1) Look out for game changing ideas enabled thru technology.

Technology is something that we need to pay special attention to in this category. The word ‘technology’ is used in the context of the channels used. For example,  “webisodes” may not have a lot of technology but when placed in the right channel, distributed at the right place, can be extremely powerful.

When judging multi-platform campaigns, we need to evaluate how each channel is used to amplify the idea, and examine how the idea lives and grows in an environment that’s empowered through cyber. We are reminded that the same work will also be entered in film, promo and activation, direct and more; so we will need to put on ‘cyber’ lenses in order to identify the right type of winners.

2)  Evaluating work from different markets: Cultural insights and context.

We need to make a point to understand the cultural context for creative done by different countries.  Creatives and marketers in developed and undeveloped countries approach their markets and their consumers differently. What one assume works on one country might not be as breakthrough in the other. Since there’s a good mix of international judges we should tap into each others knowledge that can provide some cultural relevance that’s critical to the idea.  There is a need to have an open mind in order to treat each work coming from unfamiliar markets with understanding and respect. What sounds silly for one culture may have made a tremendous impact in another. We should be awarding work that celebrates diversity so that this show can stay relevant globally. 

3) Category relevance.

Knowing which is the best category the work will be recognised in.
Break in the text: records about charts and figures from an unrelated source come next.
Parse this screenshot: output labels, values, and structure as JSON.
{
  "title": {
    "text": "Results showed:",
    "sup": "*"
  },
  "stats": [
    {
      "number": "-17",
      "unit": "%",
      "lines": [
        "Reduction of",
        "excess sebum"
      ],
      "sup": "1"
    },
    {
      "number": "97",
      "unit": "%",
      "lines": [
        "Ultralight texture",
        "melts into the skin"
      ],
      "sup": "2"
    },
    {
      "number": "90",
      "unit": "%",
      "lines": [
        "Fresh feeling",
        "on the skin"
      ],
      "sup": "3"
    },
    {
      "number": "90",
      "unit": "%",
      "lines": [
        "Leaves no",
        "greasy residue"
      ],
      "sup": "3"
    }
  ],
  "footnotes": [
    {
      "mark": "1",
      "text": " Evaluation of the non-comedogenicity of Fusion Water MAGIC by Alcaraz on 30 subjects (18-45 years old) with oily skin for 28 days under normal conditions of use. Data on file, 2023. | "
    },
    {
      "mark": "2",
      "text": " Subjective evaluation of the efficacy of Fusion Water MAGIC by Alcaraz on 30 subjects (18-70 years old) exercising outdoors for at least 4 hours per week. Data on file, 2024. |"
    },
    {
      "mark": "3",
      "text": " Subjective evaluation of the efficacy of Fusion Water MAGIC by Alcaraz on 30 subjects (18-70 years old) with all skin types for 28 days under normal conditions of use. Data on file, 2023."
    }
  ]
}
If the campaign deserves to be more than one category than each jury should consider it on its merits – and we typically do seen strong work sweeping multiple categories each year – but when we see something 10 times we grow tried and it loses it freshness. This is a result of over entering work. 

4) Creativity vs effectiveness.

How do we evaluate the effectiveness? Do claims like ‘we got half a million/ million/ three million Facebook likes’ matter? And is that core to the creative idea? Do we penalize entries if they just created a few prototypes as opposed to mass production? At this point of time we are not necessarily judging on mass scalability. Rather, the focus is on finding innovative ideas worth celebrating. However, if there are two equal winners, the one which managed to execute better in more markets will obviously achieve a higher score.

I’m also watching out for work that uses technology or digital platforms that bring the brand idea to life.  Executions that have the wow factor but don’t link back to brand risk irrelevance.  It’s about leveraging innovation to power the brand, not innovation for innovation’s sake.